Personal information
- Date of birth: 1 April 1993 (age 33)
- Place of birth: Hobart, Tasmania, Australia
- Positions: Winger; striker;

Team information
- Current team: Bayside Argonauts
- Number: 10

Youth career
- South Hobart

Senior career*
- Years: Team / Apps / (Gls)
- 2010–2012: South Hobart /  / (56)
- 2013: Bentleigh Greens / 0 / (0)
- 2014: South Hobart / 21 / (25)
- 2015: South Melbourne / 15 / (4)
- 2015–2017: Newcastle Jets / 5 / (0)
- 2017: Bentleigh Greens / 27 / (5)
- 2018: South Melbourne / 11 / (2)
- 2018: Oakleigh Cannons / 15 / (4)
- 2019: Green Gully / 18 / (2)
- 2020: Hume City / 5 / (0)
- 2020: South Hobart / 10 / (0)
- 2021: Hume City / 17 / (4)
- 2022–2025: South Melbourne / 93 / (4)
- 2026-: Bayside Argonauts / 1 / (0)

= Andy Brennan =

Australian footballer (born 1993)

Andrew Brennan (born 1 April 1993) is an Australian professional soccer player who plays as a winger or striker for Bayside Argonauts.

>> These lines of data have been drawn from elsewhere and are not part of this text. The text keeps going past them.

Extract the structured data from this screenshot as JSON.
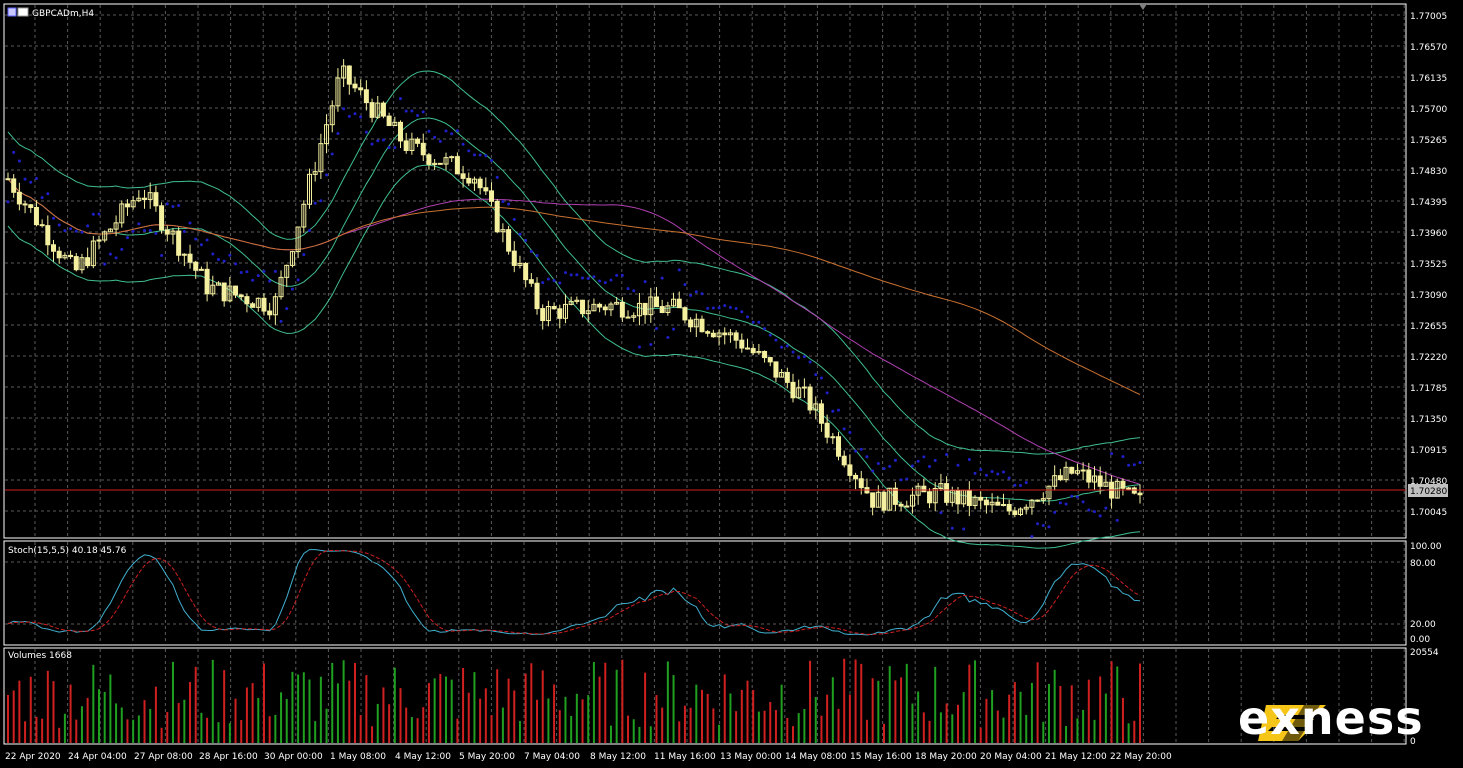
{
  "window": {
    "symbol_label": "GBPCADm,H4"
  },
  "colors": {
    "background": "#000000",
    "grid": "#5a5a5a",
    "candle": "#f5f0a0",
    "bollinger": "#3fbf8f",
    "ma_slow": "#c87030",
    "ma_mid": "#b040b0",
    "parabolic_sar": "#2020c8",
    "price_line": "#d02020",
    "stoch_main": "#40b0d0",
    "stoch_signal": "#d02020",
    "volume_up": "#20a020",
    "volume_down": "#d02020",
    "logo_accent": "#f5c518"
  },
  "main_panel": {
    "price_ticks": [
      "1.77005",
      "1.76570",
      "1.76135",
      "1.75700",
      "1.75265",
      "1.74830",
      "1.74395",
      "1.73960",
      "1.73525",
      "1.73090",
      "1.72655",
      "1.72220",
      "1.71785",
      "1.71350",
      "1.70915",
      "1.70480",
      "1.70045"
    ],
    "current_price": "1.70280"
  },
  "stoch_panel": {
    "label": "Stoch(15,5,5) 40.18 45.76",
    "ticks": [
      "100.00",
      "80.00",
      "20.00",
      "0.00"
    ]
  },
  "volume_panel": {
    "label": "Volumes 1668",
    "ticks": [
      "20554",
      "0"
    ]
  },
  "time_axis": {
    "labels": [
      "22 Apr 2020",
      "24 Apr 04:00",
      "27 Apr 08:00",
      "28 Apr 16:00",
      "30 Apr 00:00",
      "1 May 08:00",
      "4 May 12:00",
      "5 May 20:00",
      "7 May 04:00",
      "8 May 12:00",
      "11 May 16:00",
      "13 May 00:00",
      "14 May 08:00",
      "15 May 16:00",
      "18 May 20:00",
      "20 May 04:00",
      "21 May 12:00",
      "22 May 20:00"
    ]
  },
  "logo": {
    "brand": "exness"
  },
  "chart_data": {
    "type": "line",
    "title": "GBPCADm,H4",
    "x": [
      "22 Apr 2020",
      "24 Apr 04:00",
      "27 Apr 08:00",
      "28 Apr 16:00",
      "30 Apr 00:00",
      "1 May 08:00",
      "4 May 12:00",
      "5 May 20:00",
      "7 May 04:00",
      "8 May 12:00",
      "11 May 16:00",
      "13 May 00:00",
      "14 May 08:00",
      "15 May 16:00",
      "18 May 20:00",
      "20 May 04:00",
      "21 May 12:00",
      "22 May 20:00"
    ],
    "series": [
      {
        "values": [
          1.7475,
          1.7345,
          1.746,
          1.7325,
          1.73,
          1.762,
          1.752,
          1.748,
          1.729,
          1.73,
          1.7295,
          1.725,
          1.717,
          1.703,
          1.704,
          1.7015,
          1.707,
          1.7028
        ]
      }
    ],
    "ylim": [
      1.698,
      1.7715
    ],
    "grid": true,
    "current_price": 1.7028
  }
}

In May 2019, Brennan came out as gay, becoming the first openly gay Australian male footballer.

==Career==
Brennan joined the Newcastle Jets on 29 April 2015 from National Premier League side South Melbourne, signing a two-year deal. Due largely to ongoing injury problems, Brennan was forced to wait until 26 March 2016 to make his A-League debut against Perth Glory, replacing Mitch Cooper in a 2–1 loss. Brennan went on to make a total of three appearances in his maiden A-League season, all off the substitutes' bench.

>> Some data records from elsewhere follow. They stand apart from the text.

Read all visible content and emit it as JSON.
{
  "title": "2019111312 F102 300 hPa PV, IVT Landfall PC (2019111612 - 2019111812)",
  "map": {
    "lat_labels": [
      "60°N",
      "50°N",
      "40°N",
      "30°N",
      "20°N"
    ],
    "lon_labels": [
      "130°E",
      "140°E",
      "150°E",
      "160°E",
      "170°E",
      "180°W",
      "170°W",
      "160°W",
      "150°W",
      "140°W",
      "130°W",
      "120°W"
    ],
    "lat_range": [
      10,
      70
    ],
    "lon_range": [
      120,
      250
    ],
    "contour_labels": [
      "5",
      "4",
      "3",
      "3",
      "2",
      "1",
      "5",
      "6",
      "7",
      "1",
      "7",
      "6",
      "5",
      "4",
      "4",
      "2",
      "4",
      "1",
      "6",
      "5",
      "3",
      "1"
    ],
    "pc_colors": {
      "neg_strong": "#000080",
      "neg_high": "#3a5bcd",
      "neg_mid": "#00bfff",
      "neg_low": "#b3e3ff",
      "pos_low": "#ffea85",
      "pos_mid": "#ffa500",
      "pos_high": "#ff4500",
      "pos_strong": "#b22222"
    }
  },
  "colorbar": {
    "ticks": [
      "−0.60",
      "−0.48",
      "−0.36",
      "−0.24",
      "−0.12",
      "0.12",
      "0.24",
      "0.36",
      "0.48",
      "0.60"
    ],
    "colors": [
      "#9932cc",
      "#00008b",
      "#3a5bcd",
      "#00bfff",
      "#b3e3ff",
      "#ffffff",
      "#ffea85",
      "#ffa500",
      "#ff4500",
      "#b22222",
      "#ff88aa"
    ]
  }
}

On 19 January 2017, it was announced that Brennan had parted with the Jets by mutual consent. He made a total of five A-league appearances during his time with the Jets. He then returned to Bentleigh Greens SC in the Victorian Premier League.

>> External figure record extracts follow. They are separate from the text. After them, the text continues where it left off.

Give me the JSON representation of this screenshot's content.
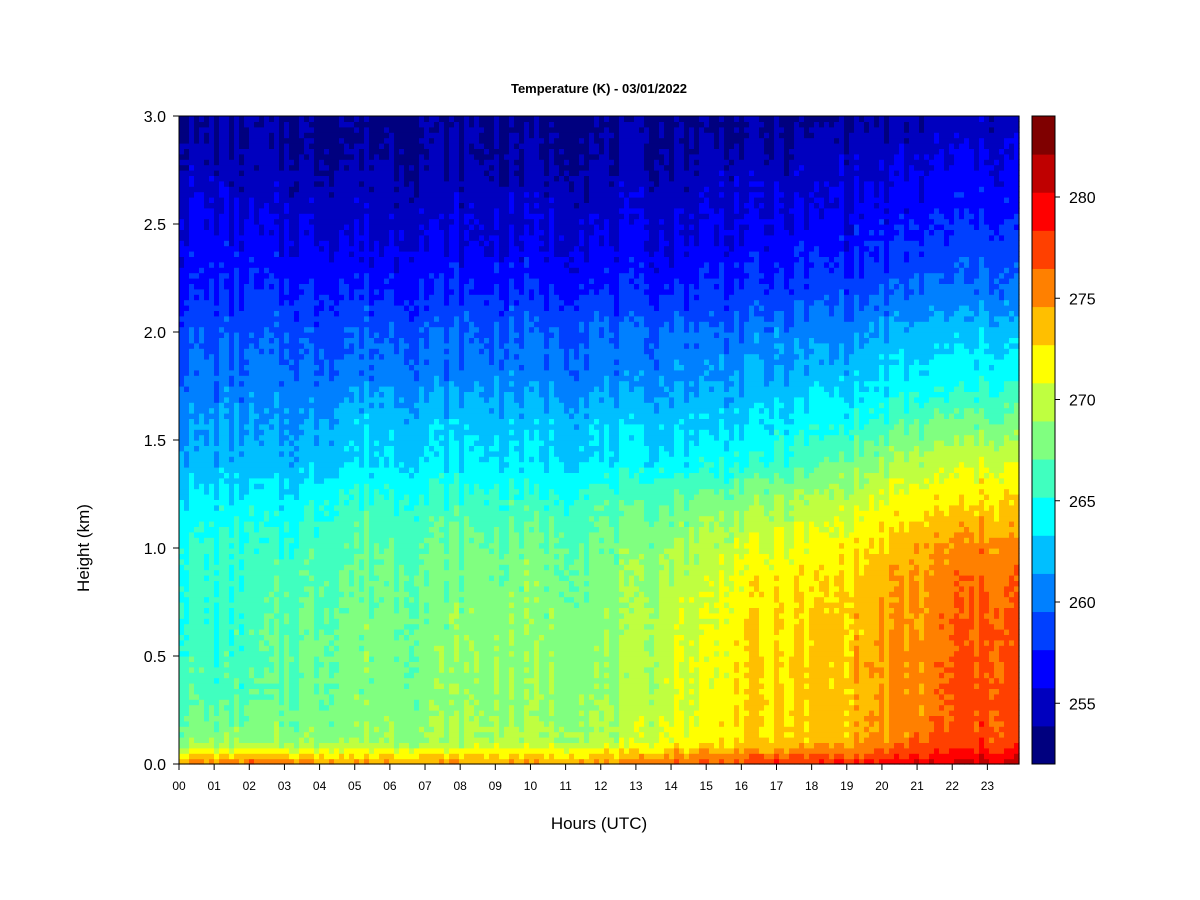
{
  "chart_data": {
    "type": "heatmap",
    "title": "Temperature (K) - 03/01/2022",
    "xlabel": "Hours (UTC)",
    "ylabel": "Height (km)",
    "x_ticks": [
      "00",
      "01",
      "02",
      "03",
      "04",
      "05",
      "06",
      "07",
      "08",
      "09",
      "10",
      "11",
      "12",
      "13",
      "14",
      "15",
      "16",
      "17",
      "18",
      "19",
      "20",
      "21",
      "22",
      "23"
    ],
    "xlim": [
      0,
      23.9
    ],
    "y_ticks": [
      "0.0",
      "0.5",
      "1.0",
      "1.5",
      "2.0",
      "2.5",
      "3.0"
    ],
    "ylim": [
      0,
      3.0
    ],
    "colorbar": {
      "range": [
        252,
        284
      ],
      "step": 2.5,
      "tick_values": [
        255,
        260,
        265,
        270,
        275,
        280
      ],
      "tick_labels": [
        "255",
        "260",
        "265",
        "270",
        "275",
        "280"
      ],
      "colors": [
        "#00007F",
        "#0000BF",
        "#0000FF",
        "#0040FF",
        "#0080FF",
        "#00BFFF",
        "#00FFFF",
        "#40FFBF",
        "#80FF80",
        "#BFFF40",
        "#FFFF00",
        "#FFBF00",
        "#FF8000",
        "#FF4000",
        "#FF0000",
        "#BF0000",
        "#7F0000"
      ]
    },
    "hours": [
      0,
      1,
      2,
      3,
      4,
      5,
      6,
      7,
      8,
      9,
      10,
      11,
      12,
      13,
      14,
      15,
      16,
      17,
      18,
      19,
      20,
      21,
      22,
      23,
      23.9
    ],
    "heights_km": [
      0.0,
      0.1,
      0.3,
      0.5,
      0.8,
      1.0,
      1.2,
      1.4,
      1.6,
      1.8,
      2.0,
      2.2,
      2.4,
      2.6,
      2.8,
      3.0
    ],
    "temperature_K": [
      [
        275.5,
        268.5,
        266.5,
        266.0,
        265.5,
        265.5,
        264.0,
        262.0,
        261.0,
        260.0,
        259.0,
        257.5,
        256.5,
        255.5,
        254.5,
        253.5
      ],
      [
        275.5,
        268.5,
        266.5,
        266.0,
        265.5,
        265.5,
        264.0,
        262.0,
        261.0,
        260.0,
        259.0,
        257.5,
        256.5,
        255.5,
        254.5,
        253.5
      ],
      [
        276.5,
        268.5,
        266.5,
        266.0,
        265.8,
        265.5,
        264.0,
        262.0,
        261.0,
        260.0,
        259.0,
        257.5,
        256.5,
        255.2,
        254.2,
        253.5
      ],
      [
        276.0,
        268.5,
        267.0,
        267.0,
        266.5,
        265.5,
        264.0,
        262.0,
        261.0,
        260.0,
        259.0,
        257.5,
        256.0,
        255.0,
        254.0,
        253.5
      ],
      [
        276.0,
        268.5,
        267.5,
        267.5,
        267.0,
        266.5,
        265.0,
        262.5,
        261.5,
        260.0,
        259.0,
        257.5,
        256.0,
        255.0,
        254.0,
        253.5
      ],
      [
        275.0,
        269.0,
        268.0,
        268.0,
        267.5,
        267.0,
        266.0,
        263.5,
        262.5,
        260.5,
        259.5,
        257.5,
        256.0,
        255.0,
        254.0,
        253.5
      ],
      [
        275.0,
        269.0,
        268.0,
        268.0,
        267.5,
        267.0,
        266.0,
        263.5,
        262.5,
        260.5,
        259.5,
        257.5,
        256.0,
        255.0,
        254.0,
        253.5
      ],
      [
        275.0,
        269.0,
        268.0,
        268.0,
        267.5,
        267.0,
        266.0,
        263.5,
        262.5,
        260.5,
        259.5,
        257.5,
        256.0,
        255.0,
        254.0,
        253.5
      ],
      [
        275.0,
        269.0,
        268.5,
        268.5,
        268.0,
        267.5,
        266.0,
        263.5,
        262.5,
        260.5,
        259.5,
        257.5,
        256.0,
        255.0,
        254.0,
        253.5
      ],
      [
        275.0,
        269.5,
        268.5,
        268.5,
        268.0,
        267.5,
        266.0,
        263.5,
        262.5,
        260.5,
        259.5,
        257.5,
        256.0,
        255.0,
        254.0,
        253.5
      ],
      [
        275.0,
        269.5,
        268.5,
        268.5,
        268.0,
        267.5,
        266.0,
        263.5,
        262.5,
        260.5,
        259.5,
        257.5,
        256.0,
        255.0,
        254.0,
        253.5
      ],
      [
        275.0,
        269.5,
        268.5,
        268.5,
        268.0,
        267.5,
        266.0,
        263.5,
        262.5,
        260.5,
        259.5,
        257.5,
        256.0,
        255.0,
        254.0,
        253.5
      ],
      [
        275.5,
        269.5,
        268.5,
        268.5,
        268.0,
        267.5,
        266.5,
        263.5,
        262.5,
        260.5,
        259.5,
        257.5,
        256.0,
        255.0,
        254.0,
        253.5
      ],
      [
        276.0,
        270.0,
        269.0,
        269.0,
        268.5,
        268.0,
        266.5,
        263.5,
        262.5,
        260.5,
        259.5,
        257.5,
        256.0,
        255.0,
        254.0,
        253.5
      ],
      [
        276.5,
        271.5,
        270.5,
        270.5,
        270.0,
        269.0,
        267.5,
        264.0,
        262.5,
        261.0,
        260.0,
        257.5,
        256.0,
        255.0,
        254.0,
        253.5
      ],
      [
        277.0,
        272.0,
        271.0,
        271.0,
        270.5,
        269.5,
        268.0,
        264.5,
        263.0,
        261.0,
        260.0,
        258.0,
        256.5,
        255.5,
        254.5,
        253.5
      ],
      [
        277.5,
        273.0,
        272.5,
        272.5,
        272.0,
        270.5,
        268.5,
        265.0,
        263.0,
        261.5,
        260.0,
        258.0,
        256.5,
        255.5,
        254.5,
        253.5
      ],
      [
        278.0,
        273.0,
        272.5,
        272.5,
        272.0,
        271.0,
        269.0,
        265.5,
        263.5,
        261.5,
        260.5,
        258.0,
        256.5,
        255.5,
        254.5,
        253.5
      ],
      [
        278.5,
        273.5,
        273.0,
        273.0,
        272.5,
        271.5,
        269.5,
        266.5,
        264.0,
        262.0,
        260.5,
        258.5,
        257.0,
        255.5,
        254.5,
        253.5
      ],
      [
        279.0,
        274.0,
        273.5,
        273.5,
        273.0,
        272.0,
        270.0,
        267.5,
        264.5,
        262.5,
        261.0,
        258.5,
        257.0,
        256.0,
        255.0,
        253.8
      ],
      [
        279.5,
        275.0,
        274.5,
        274.5,
        274.0,
        273.0,
        271.0,
        268.5,
        265.5,
        263.0,
        261.5,
        259.0,
        257.5,
        256.0,
        255.0,
        254.0
      ],
      [
        280.0,
        276.0,
        275.0,
        275.0,
        274.5,
        274.0,
        272.0,
        269.5,
        266.5,
        263.5,
        262.0,
        259.5,
        258.0,
        256.5,
        255.5,
        254.0
      ],
      [
        280.5,
        277.0,
        276.5,
        276.5,
        276.0,
        275.0,
        272.5,
        270.0,
        267.0,
        264.0,
        262.5,
        260.0,
        258.5,
        257.0,
        256.0,
        254.5
      ],
      [
        281.0,
        277.5,
        277.0,
        277.0,
        276.5,
        275.5,
        273.0,
        270.5,
        267.5,
        264.5,
        262.5,
        260.0,
        258.5,
        257.0,
        256.0,
        254.5
      ],
      [
        281.0,
        277.5,
        277.0,
        277.0,
        276.5,
        275.5,
        273.0,
        270.5,
        267.5,
        264.5,
        262.5,
        260.0,
        258.5,
        257.0,
        256.0,
        254.5
      ]
    ]
  }
}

In November 2018, Brennan signed with Green Gully of the NPL Victoria League.

==Personal life==
In an interview with the Herald Sun, Brennan came out as gay. He had previously dated women, but had been unsure of his sexuality for years, stating that it had been a "mental burden". Brennan is the first male Australian footballer to come out as gay, and one of only a few openly gay players playing professionally.